Les négociations entre Washington et Téhéran, qui visent à stabiliser la région, se heurtent à un obstacle de taille : l’intransigeance d’Israël sur la question du retrait de ses troupes du sud du Liban. Selon des sources proches des discussions, le gouvernement israélien a rejeté une demande explicite des États-Unis l’invitant à évacuer les zones qu’il occupe depuis le déclenchement des combats avec le Hezbollah. Ce refus intervient alors que l’Iran a fait du départ des forces israéliennes du territoire libanais une condition préalable à tout accord de paix avec l’administration américaine.
Une condition iranienne rédhibitoire
Depuis plusieurs semaines, les représentants iraniens et américains mènent des pourparlers indirects visant à désamorcer les tensions régionales. Téhéran a posé comme exigence centrale le retrait total des troupes israéliennes du Liban, où Israël mène des opérations terrestres et aériennes contre le Hezbollah, allié de l’Iran. Les autorités iraniennes ont répété à plusieurs reprises qu’aucune normalisation avec Washington ne serait envisageable tant que des soldats israéliens demeureront sur le sol libanais. Cette position a été communiquée aux médiateurs américains, qui ont tenté d’obtenir des concessions de la part de leur allié israélien.
Fin de non-recevoir israélienne
La réponse de Jérusalem a été sans équivoque : il n’est pas question de retirer les troupes déployées dans le sud du Liban, notamment dans les localités frontalières évacuées par ordre militaire ces derniers jours. Des sources officielles israéliennes ont indiqué que la présence militaire dans cette zone est jugée indispensable pour prévenir de nouvelles attaques du Hezbollah, accusé de violer la trêve en vigueur. Le gouvernement israélien a également souligné que toute décision de retrait serait subordonnée à des garanties de sécurité concrètes, ce que les médiateurs américains peinent à obtenir de la part de l’Iran et de ses mandataires.
Cette position a été communiquée directement aux responsables américains, qui pressaient Israël de faire un geste pour faciliter un accord-cadre avec Téhéran. La demande américaine faisait suite à des semaines d’échanges intenses entre Washington et Téhéran, où l’Iran avait clairement lié tout progrès diplomatique au départ des forces israéliennes du Liban. Le refus israélien a donc provoqué une impasse dans les négociations, les États-Unis se retrouvant pris entre les exigences de leurs deux interlocuteurs.

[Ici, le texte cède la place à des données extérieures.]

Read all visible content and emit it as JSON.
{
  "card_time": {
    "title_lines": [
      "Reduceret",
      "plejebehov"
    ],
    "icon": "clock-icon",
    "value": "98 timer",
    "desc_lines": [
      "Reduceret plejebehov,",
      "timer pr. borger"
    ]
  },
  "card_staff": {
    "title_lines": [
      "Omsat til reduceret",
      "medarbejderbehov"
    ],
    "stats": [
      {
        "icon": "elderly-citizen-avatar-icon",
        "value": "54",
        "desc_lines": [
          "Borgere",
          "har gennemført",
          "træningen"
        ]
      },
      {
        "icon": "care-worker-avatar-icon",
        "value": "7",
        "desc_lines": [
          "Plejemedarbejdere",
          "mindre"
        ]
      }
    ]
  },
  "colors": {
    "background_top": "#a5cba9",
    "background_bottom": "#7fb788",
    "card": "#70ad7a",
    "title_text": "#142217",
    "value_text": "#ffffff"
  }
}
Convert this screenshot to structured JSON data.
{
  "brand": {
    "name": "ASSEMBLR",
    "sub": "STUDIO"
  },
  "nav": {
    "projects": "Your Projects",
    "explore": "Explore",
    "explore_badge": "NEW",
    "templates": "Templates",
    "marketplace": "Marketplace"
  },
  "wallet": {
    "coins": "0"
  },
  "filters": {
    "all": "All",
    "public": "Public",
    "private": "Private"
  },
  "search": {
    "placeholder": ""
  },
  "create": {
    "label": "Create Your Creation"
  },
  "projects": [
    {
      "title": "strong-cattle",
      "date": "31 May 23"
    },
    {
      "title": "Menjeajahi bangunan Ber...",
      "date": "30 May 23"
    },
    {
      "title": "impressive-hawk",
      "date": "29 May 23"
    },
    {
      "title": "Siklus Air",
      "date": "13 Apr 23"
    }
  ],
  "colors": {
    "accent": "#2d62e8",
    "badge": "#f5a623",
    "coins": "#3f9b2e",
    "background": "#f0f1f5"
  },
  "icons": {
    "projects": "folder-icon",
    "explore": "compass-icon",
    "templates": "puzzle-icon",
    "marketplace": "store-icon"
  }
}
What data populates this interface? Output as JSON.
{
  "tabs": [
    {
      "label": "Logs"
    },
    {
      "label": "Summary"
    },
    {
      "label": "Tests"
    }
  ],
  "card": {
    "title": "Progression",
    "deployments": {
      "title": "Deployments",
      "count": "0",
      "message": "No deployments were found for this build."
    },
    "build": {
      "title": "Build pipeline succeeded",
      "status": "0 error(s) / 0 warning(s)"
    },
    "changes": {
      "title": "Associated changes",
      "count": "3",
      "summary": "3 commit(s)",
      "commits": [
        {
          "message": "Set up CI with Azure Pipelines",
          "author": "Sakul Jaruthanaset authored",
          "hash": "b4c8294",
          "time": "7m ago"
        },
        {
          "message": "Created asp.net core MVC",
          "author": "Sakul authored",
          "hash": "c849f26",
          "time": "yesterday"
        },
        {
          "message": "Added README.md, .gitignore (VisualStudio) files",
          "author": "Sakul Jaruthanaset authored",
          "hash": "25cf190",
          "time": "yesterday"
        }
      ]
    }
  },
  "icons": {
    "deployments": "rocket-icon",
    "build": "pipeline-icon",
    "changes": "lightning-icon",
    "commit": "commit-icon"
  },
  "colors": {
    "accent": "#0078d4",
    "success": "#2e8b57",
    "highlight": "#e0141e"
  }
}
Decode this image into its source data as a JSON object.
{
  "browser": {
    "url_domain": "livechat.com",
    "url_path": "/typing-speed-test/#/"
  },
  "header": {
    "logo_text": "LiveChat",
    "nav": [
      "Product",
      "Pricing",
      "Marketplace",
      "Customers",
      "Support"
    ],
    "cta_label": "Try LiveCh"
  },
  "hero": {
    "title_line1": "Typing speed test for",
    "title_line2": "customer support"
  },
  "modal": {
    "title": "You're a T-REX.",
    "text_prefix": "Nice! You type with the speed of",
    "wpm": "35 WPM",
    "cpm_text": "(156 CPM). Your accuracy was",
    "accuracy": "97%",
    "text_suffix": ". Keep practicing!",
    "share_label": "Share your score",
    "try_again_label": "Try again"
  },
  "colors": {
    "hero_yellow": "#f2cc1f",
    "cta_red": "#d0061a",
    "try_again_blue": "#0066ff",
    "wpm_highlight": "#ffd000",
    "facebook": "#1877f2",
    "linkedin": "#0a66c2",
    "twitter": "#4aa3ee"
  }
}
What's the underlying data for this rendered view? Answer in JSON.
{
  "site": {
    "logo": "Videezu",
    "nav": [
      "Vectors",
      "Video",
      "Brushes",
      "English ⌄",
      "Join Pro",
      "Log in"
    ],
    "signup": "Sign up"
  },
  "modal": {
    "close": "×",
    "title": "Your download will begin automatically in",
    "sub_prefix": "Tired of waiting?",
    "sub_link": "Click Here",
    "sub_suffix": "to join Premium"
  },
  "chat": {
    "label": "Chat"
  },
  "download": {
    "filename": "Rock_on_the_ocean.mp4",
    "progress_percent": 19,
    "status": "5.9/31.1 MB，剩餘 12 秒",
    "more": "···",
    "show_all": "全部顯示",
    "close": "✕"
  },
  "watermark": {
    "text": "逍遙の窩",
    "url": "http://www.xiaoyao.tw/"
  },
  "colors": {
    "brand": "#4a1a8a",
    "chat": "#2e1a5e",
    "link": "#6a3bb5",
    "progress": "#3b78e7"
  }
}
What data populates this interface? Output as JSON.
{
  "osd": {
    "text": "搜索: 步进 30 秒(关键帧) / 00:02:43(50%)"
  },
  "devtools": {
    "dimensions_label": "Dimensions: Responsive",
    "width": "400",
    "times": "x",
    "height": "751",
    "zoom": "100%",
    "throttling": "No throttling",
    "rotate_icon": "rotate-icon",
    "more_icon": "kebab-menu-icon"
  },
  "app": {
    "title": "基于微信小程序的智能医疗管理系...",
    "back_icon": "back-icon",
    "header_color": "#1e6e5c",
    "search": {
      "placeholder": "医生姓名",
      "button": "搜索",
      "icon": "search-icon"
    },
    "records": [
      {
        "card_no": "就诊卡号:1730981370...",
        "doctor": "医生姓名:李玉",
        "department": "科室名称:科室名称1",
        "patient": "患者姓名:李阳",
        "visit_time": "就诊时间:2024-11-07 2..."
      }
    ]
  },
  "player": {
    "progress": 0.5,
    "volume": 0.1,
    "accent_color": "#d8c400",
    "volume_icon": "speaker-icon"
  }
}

Un contexte militaire tendu
Parallèlement, la situation sur le terrain reste explosive. Israël a ordonné ces derniers jours l’évacuation de 29 localités du sud du Liban, accusant le Hezbollah de violer la trêve instaurée dans la région. Des frappes aériennes israéliennes ont causé des pertes civiles, notamment à Beyrouth, suscitant la colère de l’Iran qui menace de rompre les pourparlers avec Washington si les bombardements se poursuivent. Le Hezbollah, de son côté, a intensifié ses tirs de roquettes contre le nord d’Israël, rendant le retrait militaire d’autant plus impopulaire au sein de l’opinion publique israélienne.
Les observateurs notent que le rejet de la demande américaine par Israël confirme l’attachement du gouvernement israélien à une approche sécuritaire stricte, au détriment d’une solution diplomatique régionale. Alors que l’administration américaine espérait parvenir à un accord avec Téhéran avant la fin de l’année, cette nouvelle pierre d’achoppement pourrait enterrer les espoirs de désescalade. Les deux camps, israélien et iranien, campent sur leurs positions, Washington se trouvant en position d’arbitre sans pouvoir faire plier ses alliés ou ses adversaires.
Quelles suites ?
Les prochains jours seront décisifs : les médiateurs américains tentent de relancer le dialogue en proposant des compromis, comme un retrait progressif israélien supervisé par une force internationale. Mais Jérusalem exige au préalable un désarmement du Hezbollah, condition que Téhéran refuse catégoriquement. De son côté, l’Iran menace de reprendre ses activités nucléaires à un niveau élevé si les pourparlers échouent. Le spectre d’une escalade militaire régionale plane donc de nouveau, malgré les efforts diplomatiques de Washington.
Pour l’instant, Israël maintient ses troupes au Liban, les discussions avec l’Iran sont suspendues, et les États-Unis peinent à concilier des alliés irréconciliables. La communauté internationale observe avec inquiétude cette impasse, qui pourrait dégénérer en conflit ouvert si aucun compromis n’est trouvé dans les semaines à venir.